At the end of 2015, the District Attorney’s Office in Quito received an anonymous complaint alerting them to the sale of counterfeit pharmaceutical products. Following this complaint, on December 2, 2015 the National Police of Ecuador conducted several raids on various locations. These locations included a site where counterfeit pharmaceuticals were being manufactured, a site where the counterfeits were being prepared, packaged, and stored, and a site where the counterfeits were being distributed. In addition, police raided the residence of one of the principle persons involved in the counterfeiting operation. Eventually, a total of three arrests were made.
Among the products that were seized during the raids were those bearing the IP rights of companies represented by CorralRosales. On behalf of these clients, we took an active interest in the case, and we committed ourselves to advancing a criminal case against those who had been arrested. After several hearings in which our firm participated, it was decided that a criminal action would be brought against the suspects.
The article of the Ecuadorian Penal Code dealing with counterfeit pharmaceutical products is Article 217, (“Production, fabrication, commercialization and distribution of expired medicines and medical equipment”), which provides:
“Any person who imports, produces, fabricates, commercializes, distributes or dispenses counterfeit drugs or medical devices, or who fails to meet the relevant standards for their composition, stability, and effectiveness, shall receive a term of 3 to 5 years imprisonment.”
Notwithstanding the availability of the above article, there were no prior cases under this provision that could have been used as precedents in a criminal action.
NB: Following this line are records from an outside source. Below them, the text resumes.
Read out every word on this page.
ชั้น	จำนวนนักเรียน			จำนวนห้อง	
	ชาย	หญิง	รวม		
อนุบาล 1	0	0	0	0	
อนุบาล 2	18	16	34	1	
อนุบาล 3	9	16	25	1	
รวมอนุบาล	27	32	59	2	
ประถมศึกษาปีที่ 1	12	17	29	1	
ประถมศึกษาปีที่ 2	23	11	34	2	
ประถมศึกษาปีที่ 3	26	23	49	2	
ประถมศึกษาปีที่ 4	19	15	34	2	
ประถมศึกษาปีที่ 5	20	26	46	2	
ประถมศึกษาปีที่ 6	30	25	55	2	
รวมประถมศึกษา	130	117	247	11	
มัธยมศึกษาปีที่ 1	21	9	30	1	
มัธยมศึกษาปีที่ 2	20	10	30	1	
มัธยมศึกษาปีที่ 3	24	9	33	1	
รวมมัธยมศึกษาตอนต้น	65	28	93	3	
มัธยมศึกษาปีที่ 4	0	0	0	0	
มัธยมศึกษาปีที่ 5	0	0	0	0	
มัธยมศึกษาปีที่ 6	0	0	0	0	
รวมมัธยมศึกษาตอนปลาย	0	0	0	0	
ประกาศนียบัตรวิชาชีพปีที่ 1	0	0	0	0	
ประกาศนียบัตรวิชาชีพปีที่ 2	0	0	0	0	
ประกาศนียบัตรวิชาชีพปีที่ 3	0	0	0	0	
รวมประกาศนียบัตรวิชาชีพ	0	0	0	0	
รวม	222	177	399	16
Therefore, it was important to obtain a judgment in order to provide a path for future cases of this nature.
It was necessary throughout the proceedings to assist the District Attorney with IP concepts, to ensure that the experts conducting analyses of the counterfeit pharmaceuticals signed appropriate non-disclosure agreements, and to provide evidence to the Court during pre-trial hearings.
Ultimately, at the beginning of June in 2016, the firm succeeded in helping to secure an outcome in which one of the accused took a plea bargain resulting in a sentence of one year in prison. At the time of writing, the sentences for the other persons charged in this case have not been finalized.
While there is still much work to be done on this and future cases, the most significant outcome has been the development and the strengthening of intellectual property rights in Ecuador. Not only has this case received attention by the media and the Ecuadorian public, it has also created a strong judicial precedent that can now be used for this type of case in the future.